Most integrators use products from the big players, including Brocade Communications Systems, Compaq Computer, EMC, Hitachi Data Systems, IBM, Legato Systems, Tivoli and Veritas Software. But the device standard that gets those products to work together seamlessly is nowhere near a reality. The next sea change in storage is expected to come with the development of virtualization, the ability to create logical pools of storage across various devices and platforms. That technology, however, is still maturing.

"Vendors are out there competing like cats and dogs," says Dan Bagot, senior partner at Trilliant Group, a storage-management consultant in Cincinnati. Customers want them to coexist, but that is a difficult threshold for vendors to cross. They don't want to play nice. They want to put each other out of business,"

They study the competition, dwell on details and think constantly about tomorrow's storage requirements. What else goes through the mind of a storage VAR? Here are some thoughts:

'I Can Be a Hero'

Often, storage integrators win over customers by solving immediate problems. They become knights in shining armor for stranded customers. For instance, ITIS Services, based in Norwalk, Conn., helped a company with a disk failure that knocked out the entire disk array on New Year's Eve. Ultimately, the company replaced the low-end, midrange product with a Hitachi Data Systems Lightening 9900 that ITIS Services sold it.

"We gave them hardware from our data center as a loaner to get them through the week," says F. William Tilt, vice president of development and professional services at ITIS Services. "As a consequence of just being a good neighbor, we were able to continue a relationship with these folks."

'I Can Manage This Project'

Customers want storage integrators to manage storage resources more effectively. Integrators such as Trilliant and StorNet, Englewood, Colo., work with clients in assessing the infrastructure, and in designing and building a solution, as well as in training staff. More important, they help design an architecture that takes into account future storage needs.

"We isolate the gap between the client's current environment and its future needs," Trilliant's Bagot says. "Then we recommend a solution to close those gaps."

One of Solarcom's customers had a typical problem. It had multiple data centers, each containing islands of SANs focused on one application. It hired Solarcom to build one interoperable SAN for each data center. It's a typical customer story among storage integrators. StorNet recently took on a customer that had five data centers scattered throughout the United States. Each had a different way of doing backup and recovery. One would use Computer Associates' ArcServe on 4-millimeter tape, while another would use

Legato on 8-millimeter tape.

"We consolidated them into five large tape libraries. Then we used the same backup application in each location," says Derek Gamradt, CTO at StorNet.

'I Am An Expert'

Taking advantage of interoperability is one side of the integrator's business tactic; the other is capitalizing on the lack of storage expertise.
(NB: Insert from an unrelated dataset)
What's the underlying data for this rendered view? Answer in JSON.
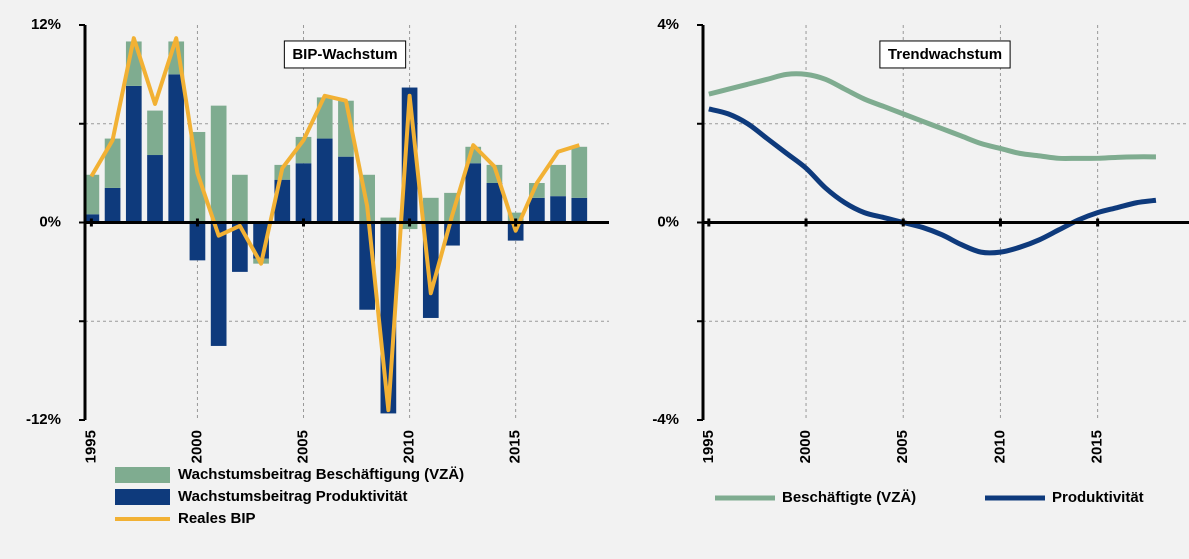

Colleges and universities are not churning out storage experts. So, where do you find such expertise? Most companies either have to homegrow their storage managers or use partners. A technology consultant at Trilliant has an average of 12 years' experience. Those that design an architecture have at least 25 years' experience.

"These are seasoned people, and they're expensive,"

Bagot says.

A storage manager's mind works a bit differently from that of a networking person. The landscape they oversee looks a bit like this: two network interface cards or host-bus adapters each attached to switches with redundant data paths to redundant RAID controllers attached to disk arrays. "Storage guys are bolted together by a high need for redundancy and data protection," Gamradt says. "We're a bit paranoid, because we always make sure our bases our covered."

But the convergence of networking and storage is becoming popular again, as companies begin to push products that transfer storage data via the iSCSI protocol. That continued integration also means the Iron Curtain between network and storage engineers will have to come down.

"Today, the two don't talk," Macon says. "The storage guys either are going to learn a lot about networking or the networking guys are going to learn a little about storage."